Nigerian table tennis player (born 1960)

Atanda Ganiyu Musa (born 3 February 1960) is a Nigerian table tennis player. He represented Nigeria at two Summer Olympics in 1988 and 1992, taking part in both the singles and doubles events. He was once ranked 20th in the world at his peak.

In 1982, he won the table tennis singles event at the Commonwealth Table Tennis Championships, before partnering with Sunday Eboh to take the doubles gold in the same discipline.

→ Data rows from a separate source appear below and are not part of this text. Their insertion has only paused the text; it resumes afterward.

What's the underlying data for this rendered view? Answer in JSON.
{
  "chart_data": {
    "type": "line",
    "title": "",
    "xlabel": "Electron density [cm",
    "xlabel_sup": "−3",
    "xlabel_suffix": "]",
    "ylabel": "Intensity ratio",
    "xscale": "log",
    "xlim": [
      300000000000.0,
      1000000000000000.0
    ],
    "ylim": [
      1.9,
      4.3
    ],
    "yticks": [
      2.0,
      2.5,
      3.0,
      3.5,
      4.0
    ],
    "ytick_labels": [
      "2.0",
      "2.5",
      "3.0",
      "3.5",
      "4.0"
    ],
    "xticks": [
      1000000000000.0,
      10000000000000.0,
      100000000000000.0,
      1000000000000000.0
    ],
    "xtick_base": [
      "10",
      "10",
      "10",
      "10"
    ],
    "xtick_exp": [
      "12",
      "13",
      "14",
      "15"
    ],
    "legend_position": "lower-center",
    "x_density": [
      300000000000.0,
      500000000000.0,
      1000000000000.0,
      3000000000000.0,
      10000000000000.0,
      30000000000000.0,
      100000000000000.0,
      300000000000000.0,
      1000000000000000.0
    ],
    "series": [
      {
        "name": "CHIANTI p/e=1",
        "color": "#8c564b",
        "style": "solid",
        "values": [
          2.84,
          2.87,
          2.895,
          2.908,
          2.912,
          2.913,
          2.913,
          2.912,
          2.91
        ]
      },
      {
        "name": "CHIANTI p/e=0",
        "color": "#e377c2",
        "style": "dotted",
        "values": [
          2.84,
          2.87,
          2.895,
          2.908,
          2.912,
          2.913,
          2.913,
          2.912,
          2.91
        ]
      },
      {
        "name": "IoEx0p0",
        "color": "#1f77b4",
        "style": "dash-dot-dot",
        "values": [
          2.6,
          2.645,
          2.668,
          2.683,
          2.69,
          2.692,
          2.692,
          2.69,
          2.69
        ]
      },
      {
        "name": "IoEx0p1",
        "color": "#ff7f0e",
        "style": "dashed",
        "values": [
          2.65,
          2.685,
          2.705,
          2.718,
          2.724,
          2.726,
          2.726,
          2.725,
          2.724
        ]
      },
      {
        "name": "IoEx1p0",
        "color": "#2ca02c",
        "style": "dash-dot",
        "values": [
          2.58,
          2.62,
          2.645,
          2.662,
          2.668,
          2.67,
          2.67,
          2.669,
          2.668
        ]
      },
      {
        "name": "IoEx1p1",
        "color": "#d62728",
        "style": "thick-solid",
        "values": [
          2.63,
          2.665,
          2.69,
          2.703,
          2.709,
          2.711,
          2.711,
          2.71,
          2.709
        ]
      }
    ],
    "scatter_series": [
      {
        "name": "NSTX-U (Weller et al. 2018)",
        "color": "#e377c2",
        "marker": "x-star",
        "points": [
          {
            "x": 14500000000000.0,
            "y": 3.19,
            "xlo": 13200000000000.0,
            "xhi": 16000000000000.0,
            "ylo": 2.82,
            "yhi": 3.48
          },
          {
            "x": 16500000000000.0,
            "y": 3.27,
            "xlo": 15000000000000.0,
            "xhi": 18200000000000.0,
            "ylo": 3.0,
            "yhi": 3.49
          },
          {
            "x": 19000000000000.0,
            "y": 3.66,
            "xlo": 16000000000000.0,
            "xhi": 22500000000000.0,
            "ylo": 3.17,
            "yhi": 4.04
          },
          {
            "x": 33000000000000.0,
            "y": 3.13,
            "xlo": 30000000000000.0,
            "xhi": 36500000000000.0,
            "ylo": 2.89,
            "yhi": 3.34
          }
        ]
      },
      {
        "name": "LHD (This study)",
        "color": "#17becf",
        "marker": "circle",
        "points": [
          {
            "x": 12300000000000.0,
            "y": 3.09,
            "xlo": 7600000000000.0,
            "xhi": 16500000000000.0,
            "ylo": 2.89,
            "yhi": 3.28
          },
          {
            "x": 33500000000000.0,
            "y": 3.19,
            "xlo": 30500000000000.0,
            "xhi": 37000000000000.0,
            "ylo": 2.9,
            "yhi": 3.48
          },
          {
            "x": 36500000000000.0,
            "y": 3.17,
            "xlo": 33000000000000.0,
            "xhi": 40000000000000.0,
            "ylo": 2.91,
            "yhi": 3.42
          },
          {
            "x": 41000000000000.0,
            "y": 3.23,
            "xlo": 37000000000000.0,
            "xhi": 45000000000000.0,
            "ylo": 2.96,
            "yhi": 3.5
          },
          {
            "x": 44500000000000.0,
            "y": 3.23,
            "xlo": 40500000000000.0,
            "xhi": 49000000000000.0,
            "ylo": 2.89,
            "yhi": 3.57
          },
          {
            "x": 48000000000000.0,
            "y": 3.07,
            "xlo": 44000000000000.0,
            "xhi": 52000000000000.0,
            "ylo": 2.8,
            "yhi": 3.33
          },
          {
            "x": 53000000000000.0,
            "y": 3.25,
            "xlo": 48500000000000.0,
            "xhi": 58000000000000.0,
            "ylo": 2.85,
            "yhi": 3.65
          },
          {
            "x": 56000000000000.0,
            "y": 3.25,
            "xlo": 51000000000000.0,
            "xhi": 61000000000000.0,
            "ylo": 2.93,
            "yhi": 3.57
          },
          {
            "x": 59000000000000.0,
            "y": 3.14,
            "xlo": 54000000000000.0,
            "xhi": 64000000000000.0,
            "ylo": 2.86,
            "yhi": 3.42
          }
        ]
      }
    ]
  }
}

Along with Francis Sule, Atanda, again, won the table tennis doubles gold medal at the 1985 Commonwealth Table Tennis Championships. He achieved a clean sweep of gold in each of the singles, men's doubles and mixed doubles events representing Nigeria at the 1987 All-Africa Games. In 1991, with Bose Kaffo as partner, he won the Commonwealth Games' Mixed Doubles event for table tennis.

Musa was a table tennis player from Africa. His backhand play and loop technique were noted aspects of his playing style. He played in various countries, including during later career in Alicante, Spain.

Besides playing, the 10-time African Men's Table Tennis Singles Champion, has always liked coaching.
In 1992 he became a full-time coach in Saudi Arabia for three years. In 1995 he was hired to coach in Qatar at the Ali club. In 1997 he returned to Nigeria, where he continued to play and coach before moving permanently to the US.

Atanda Ganiyu Musa has coached various notable individuals, including celebrities such as Susan Sarandon, Drew Barrymore and Nancy Pelosi, in addition to his successful coaching career. Musa's coaching style emphasizes hard work, discipline, and dedication, with a focus on developing players' skills and helping them reach their full potential. He currently resides in New York City where he coaches in his spare time at SPIN.